By the next year Mr. Northcott’s hops had caught on, and, in fact, were taking over the garden.
“They broke my garden fence,” said Mr. Northcott, a little bitterly. “When [rhizomes] are in the ground you can’t cut them. It’s like cutting a piece of rope with a shovel.”
Together Mr. Northcott, Mr. Rusczyk and a few others picked enough wet hops to merit them their own beer, and the first Hopps Farm Road Pale Ale was brewed three years ago at Offshore.
Mr. Atkins said using wet hops gives the beer a grassy flavor and is not a typical brewing technique. Normally brewers dry the hops, which not only concentrates the flavor but allows them to be used over time. Once picked, wet hops have to be used immediately to avoid molding, making the Offshore pale ale a once-a-year seasonal beer, as wet hops typically are harvested in August and September.
By the end of Wednesday the men had plucked 60 one-gallon buckets of hop flowers, which would be refrigerated overnight.

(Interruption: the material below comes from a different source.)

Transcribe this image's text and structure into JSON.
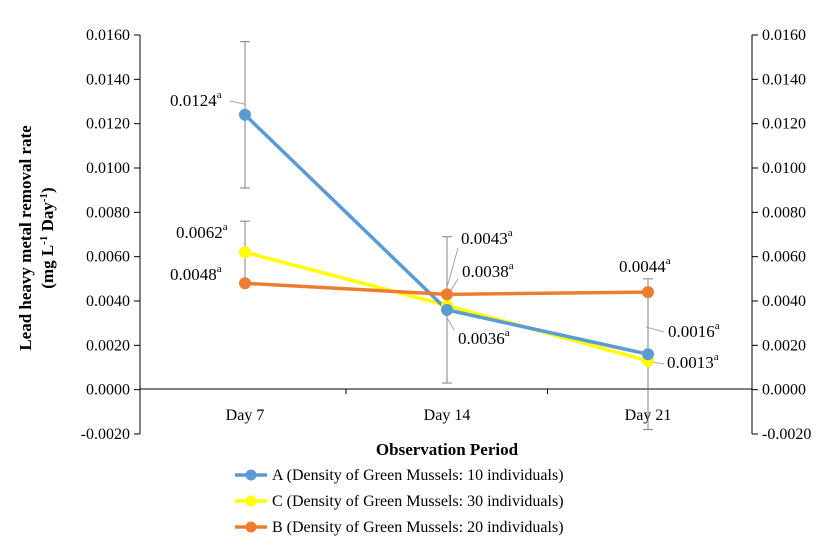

On Thursday afternoon Mr. Atkins would start the brewing process. To make the Hopps Farm Pale Ale, Mr. Atkins adds the hops into the mash-in with the grain. The he runs the mixture into the kettle and boils it for 60 minutes, adding more wet hops every 10 minutes or so.
“The longer the hops boil, the more bitterness you get,” he said.
Last, he runs the boiling water through a big steel basket full of even more hops before the mixture is drastically cooled.
“Then it goes into the fermenter and I add the yeast,” Mr. Atkins said. “Then I go home.”
In about two weeks the beer will be finished fermenting and ready for serving. But come quick, because last year’s batch only lasted for two weeks.
One batch of beer makes 10 barrels, or 310 gallons of beer. That may seem like a lot of beer for 14 days, but it’s the only beer at Offshore that uses Island-grown hops.
“A lot of times I won’t drink the beer because I want the public to have it,” said Mr. Rusczyk. “Last year people called from off-Island and asked for a keg. But they said, ‘No, it’s just for the locals.”
At the end of the hop-picking session this week about 15 people showed up, conversation revolving mostly around the topic of the day: beer.
With a soft hop in his mouth, Mr. Rusczyk asked: “I wonder who thought of it, of putting hops in the beer . . . ”
He thinks, then decides that, like the rest of his hop story, “it was probably an accident.”